In a neighborhood without lights, its pockmarked dirt streets and open sewers faintly visible under the full moon, the Dutch soldiers began a foot patrol on a recent evening. After getting out of their soft-top vehicles, the soldiers entered a street, wearing no helmets and pointing their guns down, chatting with Iraqis clustered in front of their homes.
"Hello, Mister!" some boys cried out, and they followed the soldiers to the bend in the road. Driving through the town later, the Dutch called out "Salaam Aleikum" to pedestrians. Many Iraqis, adults and children, waved at them.
Part neighborhood police officers, part social workers, the soldiers managed to practice in Iraq what the Netherlands has come to call the Dutch approach to patrolling.
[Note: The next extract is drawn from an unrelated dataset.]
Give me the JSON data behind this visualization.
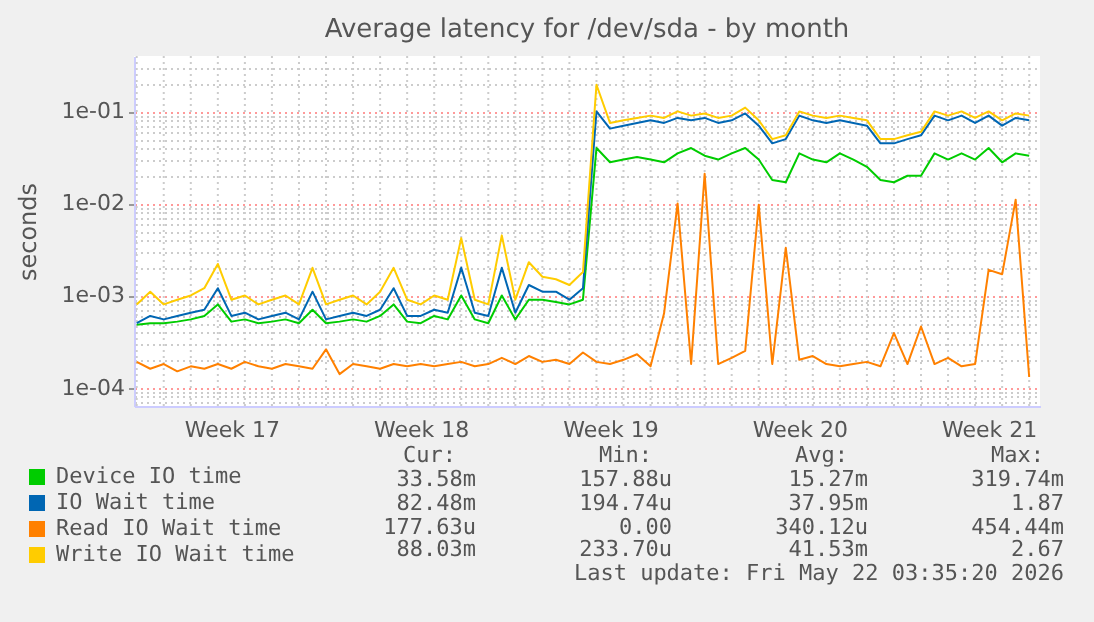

Scarred by national shame over the Dutch peacekeepers who proved powerless to stop the Bosnian Serbs from rolling into the UN enclave of Srebrenica in 1995 and killing thousands of Muslims, the Dutch have nonetheless managed to keep a soft touch, honed in Afghanistan and now on display in this small town on the Euphrates.
Instead of armored vehicles, the Dutch drive vehicles that leave them exposed to the people around them. To encourage interaction with residents, they go bare-headed and are forbidden to wear mirror sunglasses. Making soldiers accessible and vulnerable to their surroundings increases their security, they contend. Making them inaccessible decreases it.
Samawa, one of the quietest spots in Iraq, is a world away from the lawlessness that has spread across Baghdad and other cities. What the Dutch face here cannot be compared with what US soldiers must deal with in the capital or in the Sunni triangle, where they are confronted daily with a deadly resistance.
Yet, perhaps unfairly, the US are compared with the Dutch here, in a way that underscores how difficult it will be for the US to win back the popular support it enjoyed after the fall of Saddam Hussein.
Lieutenant Colonel Kees Matthijssen, the commander of the Dutch force in Iraq, said he could not say whether the Dutch approach would be feasible in a place like Baghdad.
"On the other hand, it might have helped," he said. "Everybody is aware of how the Iraqi population is looking at the Americans now. They are happy that the Americans liberated them from Saddam Hussein, but I wonder if the population is still happy with what the Americans are doing now."